In our stretch the eel lands on the hook more often than almost any other fish — it regularly tops the local catch lists.
Plate I · nocturnal migratory fish
Eel
Anguilla anguilla

How to know it at once
- Continuous fin seam — dorsal, tail and anal fin merge into one seam; no separate tail fin. The safest sign.
- Round, snake-like body with almost scaleless, very slimy skin.
- Two small pectoral fins, no pelvic fins right behind the head.
- Colour by stage — yellowish belly (yellow eel) to silvery-white (silver eel, before migration).
The eel is a nocturnal bottom fish with a snake-like body. In the Franconian Saale it holds in the calm, structure-rich spots: riprap and groynes, roots and deadwood, quiet pools behind obstacles, weirs and bridges. By day it hides in the substrate; by night it goes hunting.
Its one great peculiarity: it never spawns here. Every eel in the Saale was born far out in the Atlantic and will, one day, set off back there.
- true jawed mouth
- one gill slit per side
- has pectoral fins
- jawless sucking mouth
- seven gill openings
- no paired fins
All lampreys are protected year-round — release any you catch by mistake, carefully.
Born in the sea, grown in the Saale
The eel is catadromous: it grows up in fresh water and returns to the sea to spawn — just once. It drifts in as a glass eel, spends years here, then leaves as a silver eel for the Sargasso Sea.
- arrives Glass eel Transparent, finger-long; drifts in from the Atlantic and climbs the rivers.
- 6–15+ years Yellow eel The long feeding phase in the Saale — yellowish belly, hidden by day, hunting by night.
- departs Silver eel Silvery belly, enlarged eyes; sets off downstream on the one-way journey to spawn.
What makes the eel special (here)
Few fish belong to the Franconian Saale like the eel — once the bread-and-butter fish of the Main fishermen, today a treasured guest. A few things that make it special here:
Because grown eels can no longer swim up from the sea, the region lends a hand — most recently with 100,000 young eels released in a single day.
Eels turn up even in the Saale's narrow side stream, the Schondra — some of them well over 80 centimetres long.
Nearby Gemünden is so fond of the eel that a friendly cartoon eel called “Aalfred” guides visitors along a discovery trail.

More than an old plate
The historical engraving further up shows the eel as the old naturalists drew it.
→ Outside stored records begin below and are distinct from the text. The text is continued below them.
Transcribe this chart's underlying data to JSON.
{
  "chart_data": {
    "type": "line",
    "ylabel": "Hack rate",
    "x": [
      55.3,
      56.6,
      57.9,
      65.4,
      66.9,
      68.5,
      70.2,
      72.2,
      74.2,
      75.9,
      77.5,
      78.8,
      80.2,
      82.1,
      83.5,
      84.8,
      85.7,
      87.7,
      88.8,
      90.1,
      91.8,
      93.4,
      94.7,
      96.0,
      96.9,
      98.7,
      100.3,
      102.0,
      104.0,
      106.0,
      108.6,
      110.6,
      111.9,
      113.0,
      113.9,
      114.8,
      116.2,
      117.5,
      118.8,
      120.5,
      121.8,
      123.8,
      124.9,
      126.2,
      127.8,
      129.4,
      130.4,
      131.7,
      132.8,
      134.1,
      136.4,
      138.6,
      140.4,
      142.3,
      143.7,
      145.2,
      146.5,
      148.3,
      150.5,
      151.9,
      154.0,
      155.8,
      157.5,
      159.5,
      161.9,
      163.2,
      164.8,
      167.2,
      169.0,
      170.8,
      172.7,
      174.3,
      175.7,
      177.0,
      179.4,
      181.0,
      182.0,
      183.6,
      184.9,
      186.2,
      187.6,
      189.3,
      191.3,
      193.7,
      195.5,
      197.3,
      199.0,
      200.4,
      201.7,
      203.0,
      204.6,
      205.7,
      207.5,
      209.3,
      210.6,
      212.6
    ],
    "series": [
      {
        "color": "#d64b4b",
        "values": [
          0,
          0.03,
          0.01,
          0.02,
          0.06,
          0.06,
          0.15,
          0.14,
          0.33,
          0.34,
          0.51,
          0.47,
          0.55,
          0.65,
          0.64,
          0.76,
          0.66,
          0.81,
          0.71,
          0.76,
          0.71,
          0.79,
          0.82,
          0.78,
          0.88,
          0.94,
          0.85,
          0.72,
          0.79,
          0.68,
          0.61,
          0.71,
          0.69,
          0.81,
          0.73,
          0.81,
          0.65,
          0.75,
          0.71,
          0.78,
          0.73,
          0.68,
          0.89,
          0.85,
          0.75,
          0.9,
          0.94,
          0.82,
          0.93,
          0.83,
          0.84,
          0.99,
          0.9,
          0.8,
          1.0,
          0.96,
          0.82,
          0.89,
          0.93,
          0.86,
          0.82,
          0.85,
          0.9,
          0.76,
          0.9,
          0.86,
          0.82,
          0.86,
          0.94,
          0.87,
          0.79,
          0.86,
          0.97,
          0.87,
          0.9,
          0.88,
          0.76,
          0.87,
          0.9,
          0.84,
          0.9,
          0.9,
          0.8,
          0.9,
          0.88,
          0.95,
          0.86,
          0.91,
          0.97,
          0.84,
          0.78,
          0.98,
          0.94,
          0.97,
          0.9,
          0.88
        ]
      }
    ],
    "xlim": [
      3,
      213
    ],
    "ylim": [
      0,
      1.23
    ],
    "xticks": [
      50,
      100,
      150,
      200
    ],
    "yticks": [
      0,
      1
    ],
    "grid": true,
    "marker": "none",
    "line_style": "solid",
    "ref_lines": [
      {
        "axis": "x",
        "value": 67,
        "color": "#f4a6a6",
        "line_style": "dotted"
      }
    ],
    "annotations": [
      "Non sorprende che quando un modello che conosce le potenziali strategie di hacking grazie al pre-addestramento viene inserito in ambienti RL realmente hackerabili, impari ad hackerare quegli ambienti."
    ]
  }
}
Here it is in the flesh — that rounded, muscular body and the fin seam running the whole way round the tail.
A fish in steep decline
The European eel is critically endangered: numbers have collapsed since the 1970s, and it stands on the Red List and under the Washington Convention. Barriers and turbines, lost habitat and the demand for glass eels all weigh on it. Take few or none — the stocking above is what keeps the eel in the river at all.
Biological and legal notes are a research draft; binding are the current ordinance and your permit. Rules & closed seasons.
In the kitchen
Rich, low-bone flesh, classically smoked. One caution: raw eel blood is toxic — thorough cooking or smoking destroys it completely.
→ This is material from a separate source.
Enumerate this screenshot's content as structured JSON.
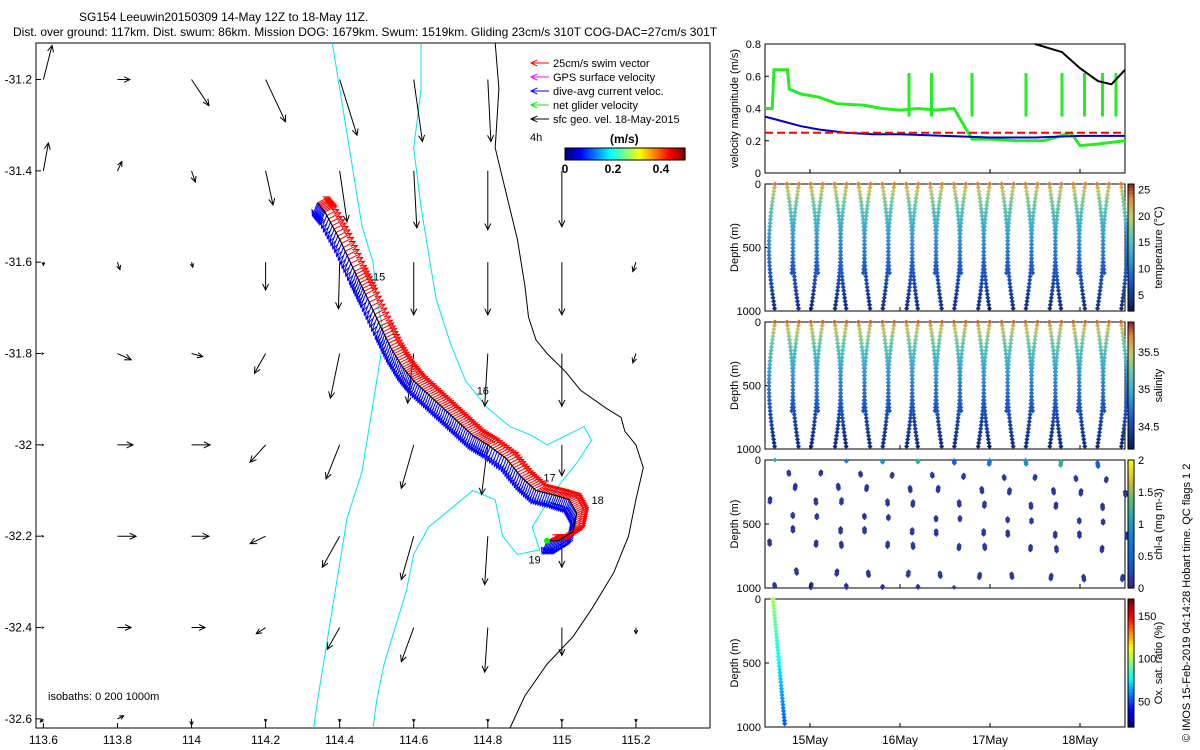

Best time: warm, dark, thundery nights from spring to autumn, on a bottom rig with lobworm — strike promptly and steer the eel away from cover.
Common questions about the eel
Why can't the eel be bred in the Saale?
Because it spawns only once, some 6,000 kilometres away in the Sargasso Sea in the Atlantic. No one has ever bred it in captivity, so the stock is supported with young stocked eels.
How does the eel even get into the Franconian Saale?
It used to travel here from the sea as a tiny, transparent glass eel. Because barrages now block the way, the region helps with stocking — most recently 100,000 young eels in a single day.
What is the eel taxi?
A lorry that gathers migration-ready eels before the Main turbines and drives them around the barrages to the Rhine. Each year that gets thousands past the first, most dangerous part of their journey to the sea.
Is eel blood really toxic?
Raw, yes — it contains a substance that should not get into eyes, mouth or open wounds. Cooking or smoking destroys it completely, so properly prepared eel is perfectly safe.
How do I tell an eel from a lamprey?
The eel has a true jawed mouth, one gill slit per side and small pectoral fins. The similar lamprey has a round sucking mouth, seven gill openings and no pectoral fins — and is protected year-round, so release it carefully.
How big and how old does an eel get?
Usually 60 to 80 centimetres; the odd female tops a metre. If an eel can no longer find its way back to the sea, it can grow very old — in rare cases over 50 years.